Volvo S60R/V70R

Volvo S60R/V70R Volvo S60R/V70R
First Drive Review

In a world gone completely catawampus with Porsche sport-utes and Cadillac pickups, Volvo barely deserves mention for this playful tug at its own starchy brand.

Okay, it's more like a violent jerk. The evangelists of the "All Safety All the Time" gospel submit for consideration to their slightly phobic fan base the S60R sedan and V70R wagon, each with 300 horsepower, all-wheel drive, Brembo four-piston calipers, and a choice of a five-speed automatic or six-speed stick. Volvo is bringing steak tartare to its normally vegan potluck.

Apparently, the vegans in question quite like the taste of red meat. Remember the bumblebee yellow 240-hp 850 T-5R wagon of 1995? The company was only supposed to build 1000, but Volvoistas stormed the dealerships, and 7500 were served.

Those who were turned away have sat out a nine-year wait for the replacement R. Chalk up the delay to the company's rigidly conservative culture, says Lars Erik Lundin, vice-president and general manager of Volvo's Monitoring and Concept Center. Selling Volvo's safety-image-obsessed management on a hot rod is always a challenge. "Boring is something we're known for," Lundin sighs.

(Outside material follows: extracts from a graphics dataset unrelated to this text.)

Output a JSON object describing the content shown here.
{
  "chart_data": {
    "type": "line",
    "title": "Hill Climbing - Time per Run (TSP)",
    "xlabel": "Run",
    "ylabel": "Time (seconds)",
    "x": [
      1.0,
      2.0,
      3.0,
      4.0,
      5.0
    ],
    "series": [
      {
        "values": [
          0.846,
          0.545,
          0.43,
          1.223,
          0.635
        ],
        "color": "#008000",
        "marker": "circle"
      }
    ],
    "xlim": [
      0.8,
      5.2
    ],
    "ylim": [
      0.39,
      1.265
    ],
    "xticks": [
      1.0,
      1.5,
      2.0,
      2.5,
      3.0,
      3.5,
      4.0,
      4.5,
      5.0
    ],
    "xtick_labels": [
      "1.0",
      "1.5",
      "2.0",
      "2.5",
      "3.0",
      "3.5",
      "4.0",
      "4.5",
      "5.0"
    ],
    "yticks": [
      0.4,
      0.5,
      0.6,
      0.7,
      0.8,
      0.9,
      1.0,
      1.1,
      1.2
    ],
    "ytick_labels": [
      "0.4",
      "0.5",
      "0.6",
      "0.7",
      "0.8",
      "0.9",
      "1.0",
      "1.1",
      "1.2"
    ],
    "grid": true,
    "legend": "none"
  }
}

At least the S60R and the V70R start from a nonboring baseline. With its broad shoulders and arcing roofline the S60 was "a little bit against Volvo philosophy in that it put design over packaging," says Lundin. Last year Volvo offered the Haldex electrohydraulic all-wheel-drive system, and this year the R debuts.

On a brief romp over mountain roads and around the turns of Circuit Paul Ricard in southern France, a V70R with the five-speed automatic proved the new Volvo has plenty of protein. The engine plumbs thick torque to a chassis that knows just where to squirt it in corners, especially on a rain-drenched track. The steering is light, but the turn-in is quick and the car rotates surprisingly hard in turns. The brakes feel as if they could stop time.

The biggest complaint is that the heavy boost builds smoothly but blows off with a rush, leaving the engine gasping. Volvo says it's still working to smooth the R's Superman/Clark Kent transitions.

To make the R, Volvo did thorough rework on the cast-aluminum DOHC 20-valve, 2.5-liter turbocharged in-line five that is the 208-hp base engine of the new XC90 sport-ute. "To get 300 horsepower out of 2.5 liters, you need a lot of air," says Lars Johansson, engine project leader.